Respondents do not allege that Aquila had a duty to conduct an independent inspection of Northern Pipeline’s work that would have allowed Aquila to discover the incorrect installation. Similarly, respondents failed to establish that Aquila had a duty to perform maintenance at some point prior to the incident and that any such maintenance would have found the defect at issue.
A similar deficiency also exists with respect to respondents’ negligence per se claim. Despite the allegation that Aquila had “violated NFPA and other applicable codes and standards regarding the inspection, maintenance, repair and/or installation of the natural[-]gas system,” respondents failed to provide any statutory provision, code, or industry standard against which Aquila might have been held negligent. As such, respondents’ allegations are mere averments and are not sufficient to survive summary judgment. Put another way, plaintiffs failed in their evidentiary burden to successfully raise a jury question as to the applicability of the Minn. Stat. § 541.051, subd. 1(c), exception.

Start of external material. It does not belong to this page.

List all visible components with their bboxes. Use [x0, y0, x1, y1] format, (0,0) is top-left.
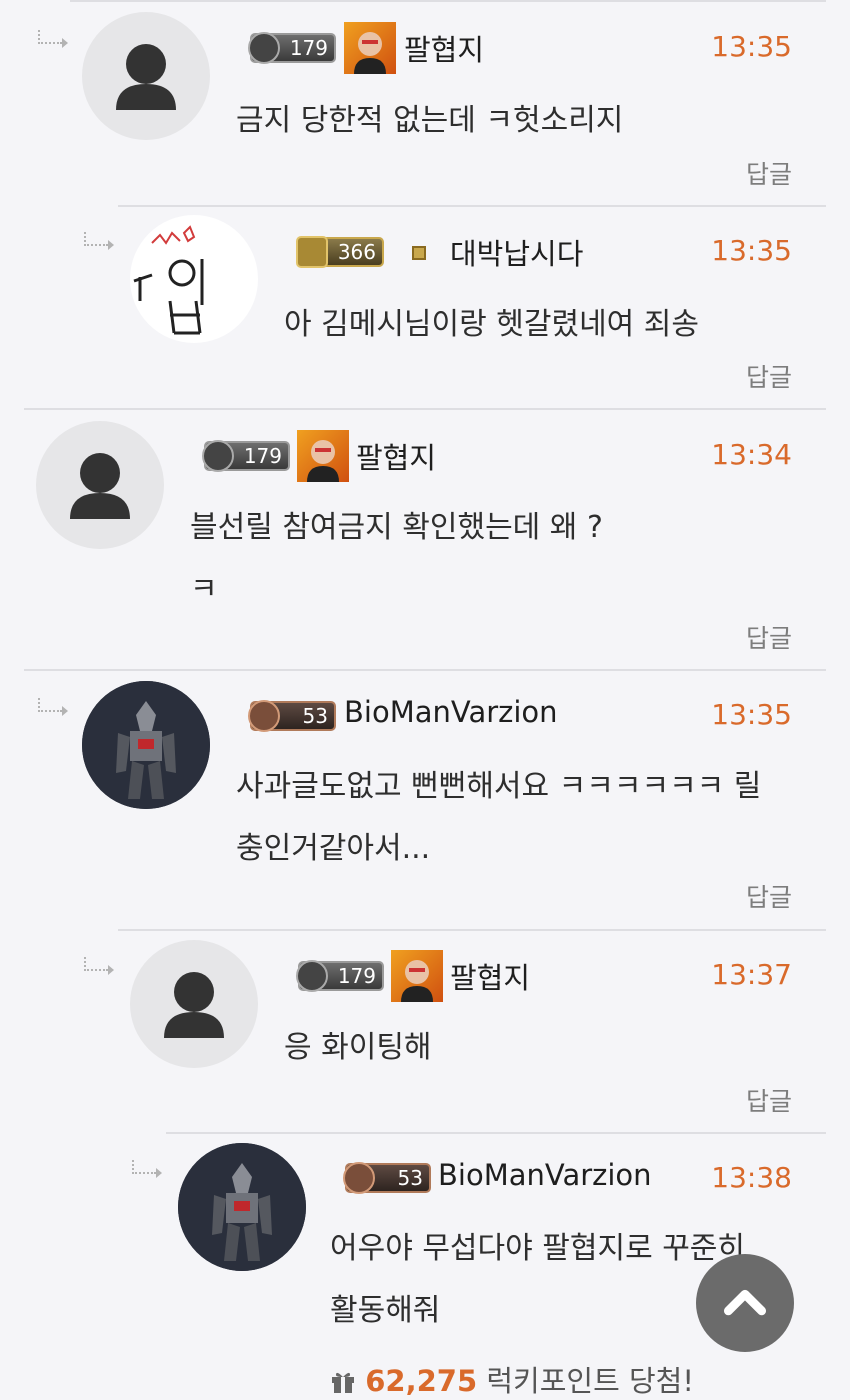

Last, we note that the court of appeals held that a prima facie case of negligence against Aquila existed because “gas does not escape from pipelines if those responsible exercise proper care.” State Farm, 697 N.W.2d at 643. The court further concluded that because “Aquila owned and controlled the pipeline, * * * the fact that Aquila never received notice of a defect or dangerous condition in its line does not defeat [respondent’s] negligence claim.” In so concluding, the court cited our comment in Wilson, where we stated that in previous cases such as Manning v. St. Paul Gaslight Co., 129 Minn. 55, 151 N.W. 423 (1915), our court has “applied a strict rule of liability when gas escapes from a pipe over which the [gas] company has control and for which it is responsible.” Wilson, 267 Minn. at 173, 125 N.W.2d at 732. The court’s reliance on Wilson is misplaced. Wilson dealt with a gas leak of unknown origin, and those are not the circumstances at issue here. Instead, the escape of the gas was caused by the puncture of the pipeline by a third party, Sauer, and it is undisputed that there were no problems with the pipeline until Sauer punctured it in 2002. We decline to extend Wilson to circumstances, such as here, where others are responsible for the leak. See Wilson, 267 Minn. at 172, 125 N.W.2d at 732 (noting that a gas supplier is not an insurer for those suffering loss from a gas leak). Wilson, 267 Minn. at 172, 125 N.W.2d at 732. Wilson, in the content of this case, is inapplicable.
GILDEA, J., not having been a member of this court at the time of the argument and submission, took no part in the consideration or decision of this case.